A route-based VPN is a configuration in which an IPsec VPN tunnel created between two end points is referenced by a route that determines which traffic is sent through the tunnel based on a destination IP address.

Understanding Route-Based IPsec VPNs

With route-based VPNs, you can configure dozens of security policies to regulate traffic flowing through a single VPN tunnel between two sites, and there is just one set of IKE and IPsec SAs at work. Unlike policy-based VPNs, for route-based VPNs, a policy refers to a destination address, not a VPN tunnel. When Junos OS looks up a route to find the interface to use to send traffic to the packet’s destination address, it finds a route through a secure tunnel interface (st0.x). The tunnel interface is bound to a specific VPN tunnel, and the traffic is routed to the tunnel if the policy action is permit.

A secure tunnel (st0) interface supports only one IPv4 address and one IPv6 address at the same time. This applies to all route-based VPNs. The disable option is not supported on st0 interfaces.

Examples of where route-based VPNs can be used:

  • There are overlapping subnets or IP addresses between the two LANs.

  • A hub-and-spoke VPN topology is used in the network, and spoke-to-spoke traffic is required.

  • Primary and backup VPNs are required.

  • A dynamic routing protocol (for example, OSPF, RIP, or BGP) is running across the VPN.

    Configuring RIP demand circuits over point-to-multipoint VPN interfaces is not supported.

We recommend that you use route-based VPN when you want to configure VPN between multiple remote sites. Route-based VPN allows for routing between the spokes between multiple remote sites; it is easier to configure, monitor, and troubleshoot.

Example: Configuring a Route-Based VPN

This example shows how to configure a route-based IPsec VPN to allow data to be securely transferred between two sites.

Requirements

This example uses the following hardware:

  • Any SRX Series device

    • Updated and revalidated using vSRX on Junos OS Release 20.4R1.
Note:

Are you interested in getting hands-on experience with the topics and operations covered in this guide? Visit the IPsec Route-Based VPN demonstration in Juniper Networks Virtual Labs and reserve your free sandbox today! You’ll find the IPsec VPN Route-Based sandbox in the Security category.

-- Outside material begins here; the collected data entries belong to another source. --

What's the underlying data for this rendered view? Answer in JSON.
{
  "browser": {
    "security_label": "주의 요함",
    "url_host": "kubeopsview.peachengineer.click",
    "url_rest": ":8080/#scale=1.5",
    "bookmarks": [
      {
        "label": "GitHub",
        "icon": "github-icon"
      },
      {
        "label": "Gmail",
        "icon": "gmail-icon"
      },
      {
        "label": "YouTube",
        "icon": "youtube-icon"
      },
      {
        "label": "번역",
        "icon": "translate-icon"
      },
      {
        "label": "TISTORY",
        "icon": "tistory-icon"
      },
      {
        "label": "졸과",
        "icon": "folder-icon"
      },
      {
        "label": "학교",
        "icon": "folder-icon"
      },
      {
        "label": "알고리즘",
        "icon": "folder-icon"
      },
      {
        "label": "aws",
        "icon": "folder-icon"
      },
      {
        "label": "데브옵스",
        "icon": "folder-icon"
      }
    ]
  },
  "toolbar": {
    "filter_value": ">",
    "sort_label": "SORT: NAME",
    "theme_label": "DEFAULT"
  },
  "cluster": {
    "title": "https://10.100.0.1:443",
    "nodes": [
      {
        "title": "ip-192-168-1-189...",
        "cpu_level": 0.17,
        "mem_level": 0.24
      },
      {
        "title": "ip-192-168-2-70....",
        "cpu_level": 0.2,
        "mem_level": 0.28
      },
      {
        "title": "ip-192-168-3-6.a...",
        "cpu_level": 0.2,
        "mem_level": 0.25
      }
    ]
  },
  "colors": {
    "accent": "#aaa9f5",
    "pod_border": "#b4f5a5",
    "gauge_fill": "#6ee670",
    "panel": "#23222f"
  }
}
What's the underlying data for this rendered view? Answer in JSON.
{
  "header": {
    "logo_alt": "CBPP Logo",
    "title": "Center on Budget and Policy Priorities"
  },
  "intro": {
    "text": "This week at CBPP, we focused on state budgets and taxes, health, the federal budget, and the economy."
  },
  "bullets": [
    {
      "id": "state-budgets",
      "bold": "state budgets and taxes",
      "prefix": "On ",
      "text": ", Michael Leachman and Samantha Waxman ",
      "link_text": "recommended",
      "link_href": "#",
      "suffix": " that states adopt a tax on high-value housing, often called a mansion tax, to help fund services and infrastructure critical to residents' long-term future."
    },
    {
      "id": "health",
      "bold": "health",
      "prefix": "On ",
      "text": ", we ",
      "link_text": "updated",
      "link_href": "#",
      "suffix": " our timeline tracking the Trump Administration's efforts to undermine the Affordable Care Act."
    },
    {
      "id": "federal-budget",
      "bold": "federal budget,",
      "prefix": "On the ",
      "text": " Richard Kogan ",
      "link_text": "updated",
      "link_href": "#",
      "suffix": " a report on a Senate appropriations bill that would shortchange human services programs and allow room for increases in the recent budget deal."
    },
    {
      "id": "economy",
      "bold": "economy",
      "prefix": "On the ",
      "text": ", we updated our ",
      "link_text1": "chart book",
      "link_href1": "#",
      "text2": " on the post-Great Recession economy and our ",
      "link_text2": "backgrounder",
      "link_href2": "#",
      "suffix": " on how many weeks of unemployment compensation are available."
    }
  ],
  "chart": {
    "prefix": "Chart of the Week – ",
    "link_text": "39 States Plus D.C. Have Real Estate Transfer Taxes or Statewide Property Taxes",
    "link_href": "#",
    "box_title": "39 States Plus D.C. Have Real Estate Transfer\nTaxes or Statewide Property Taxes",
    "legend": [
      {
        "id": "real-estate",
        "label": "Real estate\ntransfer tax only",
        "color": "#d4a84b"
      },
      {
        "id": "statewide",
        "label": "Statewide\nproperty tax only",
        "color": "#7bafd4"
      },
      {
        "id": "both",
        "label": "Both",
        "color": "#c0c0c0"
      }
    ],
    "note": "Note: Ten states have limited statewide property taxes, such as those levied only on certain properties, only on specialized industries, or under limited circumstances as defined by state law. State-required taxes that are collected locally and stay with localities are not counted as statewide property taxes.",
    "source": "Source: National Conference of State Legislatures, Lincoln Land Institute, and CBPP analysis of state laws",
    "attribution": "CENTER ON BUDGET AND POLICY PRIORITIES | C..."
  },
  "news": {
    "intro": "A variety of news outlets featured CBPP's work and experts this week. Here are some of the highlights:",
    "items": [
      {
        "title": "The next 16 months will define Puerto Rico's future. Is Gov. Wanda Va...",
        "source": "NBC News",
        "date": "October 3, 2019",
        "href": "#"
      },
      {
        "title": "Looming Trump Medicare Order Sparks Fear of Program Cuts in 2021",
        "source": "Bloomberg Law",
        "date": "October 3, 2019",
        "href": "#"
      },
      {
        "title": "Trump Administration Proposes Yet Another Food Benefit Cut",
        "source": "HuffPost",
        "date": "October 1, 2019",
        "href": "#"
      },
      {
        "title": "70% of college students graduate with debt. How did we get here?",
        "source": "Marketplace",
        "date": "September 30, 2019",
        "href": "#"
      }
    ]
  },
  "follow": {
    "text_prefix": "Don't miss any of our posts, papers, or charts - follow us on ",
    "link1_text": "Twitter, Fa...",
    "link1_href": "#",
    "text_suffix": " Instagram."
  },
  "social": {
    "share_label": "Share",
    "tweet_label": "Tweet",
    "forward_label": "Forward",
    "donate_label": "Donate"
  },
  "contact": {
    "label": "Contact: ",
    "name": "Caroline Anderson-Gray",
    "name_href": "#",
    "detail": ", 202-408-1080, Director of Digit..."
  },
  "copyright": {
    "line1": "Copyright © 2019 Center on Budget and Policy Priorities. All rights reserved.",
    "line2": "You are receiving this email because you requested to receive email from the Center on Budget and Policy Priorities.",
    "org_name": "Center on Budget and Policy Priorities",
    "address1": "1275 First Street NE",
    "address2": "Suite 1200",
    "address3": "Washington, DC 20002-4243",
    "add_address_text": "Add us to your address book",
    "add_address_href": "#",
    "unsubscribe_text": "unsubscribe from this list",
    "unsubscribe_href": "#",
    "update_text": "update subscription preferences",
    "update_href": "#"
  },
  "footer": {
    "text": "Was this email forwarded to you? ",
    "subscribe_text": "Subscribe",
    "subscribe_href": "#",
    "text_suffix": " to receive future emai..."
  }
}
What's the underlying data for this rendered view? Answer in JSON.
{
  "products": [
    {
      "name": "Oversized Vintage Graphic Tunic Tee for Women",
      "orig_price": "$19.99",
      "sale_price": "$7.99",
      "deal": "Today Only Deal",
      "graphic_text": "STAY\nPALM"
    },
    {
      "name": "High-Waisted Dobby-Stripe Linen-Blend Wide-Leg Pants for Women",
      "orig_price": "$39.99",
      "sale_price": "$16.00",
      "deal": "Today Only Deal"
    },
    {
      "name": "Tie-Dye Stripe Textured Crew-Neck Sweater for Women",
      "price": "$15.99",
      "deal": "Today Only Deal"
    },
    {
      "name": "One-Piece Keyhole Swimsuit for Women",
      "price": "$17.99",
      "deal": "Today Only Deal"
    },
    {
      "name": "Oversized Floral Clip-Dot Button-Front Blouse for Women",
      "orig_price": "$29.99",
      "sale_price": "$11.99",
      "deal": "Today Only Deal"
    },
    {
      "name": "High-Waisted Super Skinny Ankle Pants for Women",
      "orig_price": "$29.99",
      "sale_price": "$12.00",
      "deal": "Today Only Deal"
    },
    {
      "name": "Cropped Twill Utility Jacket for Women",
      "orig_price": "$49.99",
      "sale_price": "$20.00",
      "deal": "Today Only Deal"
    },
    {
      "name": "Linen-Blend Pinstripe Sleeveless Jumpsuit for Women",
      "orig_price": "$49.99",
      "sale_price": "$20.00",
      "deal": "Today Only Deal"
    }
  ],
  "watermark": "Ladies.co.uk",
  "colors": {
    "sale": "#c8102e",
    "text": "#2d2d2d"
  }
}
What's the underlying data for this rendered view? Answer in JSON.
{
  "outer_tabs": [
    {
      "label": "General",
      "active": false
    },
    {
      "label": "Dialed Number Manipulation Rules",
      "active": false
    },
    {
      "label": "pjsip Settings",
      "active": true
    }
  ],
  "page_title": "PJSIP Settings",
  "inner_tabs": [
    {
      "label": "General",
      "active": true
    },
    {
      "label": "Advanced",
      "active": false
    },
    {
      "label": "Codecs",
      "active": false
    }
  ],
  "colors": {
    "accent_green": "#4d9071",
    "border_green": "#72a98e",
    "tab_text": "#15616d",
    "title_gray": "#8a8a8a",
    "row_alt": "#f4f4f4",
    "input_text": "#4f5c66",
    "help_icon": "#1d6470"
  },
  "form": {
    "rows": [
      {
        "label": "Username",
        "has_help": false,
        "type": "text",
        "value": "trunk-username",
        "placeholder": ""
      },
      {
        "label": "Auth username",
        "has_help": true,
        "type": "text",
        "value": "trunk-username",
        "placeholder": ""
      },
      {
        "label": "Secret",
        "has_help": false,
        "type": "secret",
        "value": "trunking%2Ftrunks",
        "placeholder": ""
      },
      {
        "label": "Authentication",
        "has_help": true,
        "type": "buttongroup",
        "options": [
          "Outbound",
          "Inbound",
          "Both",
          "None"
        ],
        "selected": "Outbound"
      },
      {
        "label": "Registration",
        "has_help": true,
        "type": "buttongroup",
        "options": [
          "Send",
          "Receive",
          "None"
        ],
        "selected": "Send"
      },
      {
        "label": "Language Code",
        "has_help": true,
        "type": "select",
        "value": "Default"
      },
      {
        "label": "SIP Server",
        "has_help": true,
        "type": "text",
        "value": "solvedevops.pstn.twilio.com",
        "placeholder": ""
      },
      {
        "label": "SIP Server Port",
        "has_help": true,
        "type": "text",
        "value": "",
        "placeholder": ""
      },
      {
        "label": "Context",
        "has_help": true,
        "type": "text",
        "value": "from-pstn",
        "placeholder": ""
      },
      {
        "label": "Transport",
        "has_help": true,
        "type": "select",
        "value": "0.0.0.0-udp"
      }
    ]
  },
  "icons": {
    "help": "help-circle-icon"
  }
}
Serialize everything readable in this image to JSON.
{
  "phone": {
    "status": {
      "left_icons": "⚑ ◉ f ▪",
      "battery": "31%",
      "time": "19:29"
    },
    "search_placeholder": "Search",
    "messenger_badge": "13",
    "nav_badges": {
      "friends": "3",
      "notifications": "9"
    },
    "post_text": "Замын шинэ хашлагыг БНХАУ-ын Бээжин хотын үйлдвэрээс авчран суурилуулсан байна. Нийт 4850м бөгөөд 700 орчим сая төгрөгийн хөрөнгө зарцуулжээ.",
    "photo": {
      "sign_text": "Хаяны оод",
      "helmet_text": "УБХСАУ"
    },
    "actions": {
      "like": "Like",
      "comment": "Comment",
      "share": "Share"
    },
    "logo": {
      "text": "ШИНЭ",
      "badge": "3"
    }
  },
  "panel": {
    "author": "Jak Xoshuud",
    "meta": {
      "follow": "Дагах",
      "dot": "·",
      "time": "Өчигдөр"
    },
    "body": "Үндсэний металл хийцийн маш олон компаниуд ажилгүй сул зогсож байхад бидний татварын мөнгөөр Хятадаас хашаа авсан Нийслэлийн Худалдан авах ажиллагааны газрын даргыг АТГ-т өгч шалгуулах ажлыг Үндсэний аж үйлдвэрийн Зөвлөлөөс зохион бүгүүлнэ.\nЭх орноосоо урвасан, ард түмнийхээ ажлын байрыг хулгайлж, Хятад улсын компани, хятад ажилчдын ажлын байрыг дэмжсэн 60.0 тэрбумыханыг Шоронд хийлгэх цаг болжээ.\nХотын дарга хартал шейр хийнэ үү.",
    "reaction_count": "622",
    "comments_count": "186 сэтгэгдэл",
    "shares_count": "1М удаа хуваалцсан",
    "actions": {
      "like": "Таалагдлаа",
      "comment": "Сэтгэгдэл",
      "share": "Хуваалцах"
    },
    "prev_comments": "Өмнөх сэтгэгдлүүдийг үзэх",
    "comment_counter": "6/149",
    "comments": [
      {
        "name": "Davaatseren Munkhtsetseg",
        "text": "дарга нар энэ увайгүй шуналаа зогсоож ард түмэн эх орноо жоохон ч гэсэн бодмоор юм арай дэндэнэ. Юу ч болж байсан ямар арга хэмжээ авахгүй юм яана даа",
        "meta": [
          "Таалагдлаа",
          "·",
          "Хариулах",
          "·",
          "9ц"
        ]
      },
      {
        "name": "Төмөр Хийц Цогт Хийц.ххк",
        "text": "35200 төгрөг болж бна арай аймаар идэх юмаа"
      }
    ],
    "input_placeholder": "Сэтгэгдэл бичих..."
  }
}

Before you begin, read IPsec Overview.

Overview

In this example, you configure a route-based VPN on SRX1 and SRX2. Host1 and Host2 use the VPN to send traffic securely over the Internet between both hosts.

Figure 1 shows an example of a route-based VPN topology.

Figure 1: Route-Based VPN Topology Route-Based VPN Topology

In this example, you configure interfaces, an IPv4 default route, and security zones. Then you configure IKE, IPsec, security policy, and TCP-MSS parameters. See Table 1 through Table 5 for specific configuration parameters used in this example.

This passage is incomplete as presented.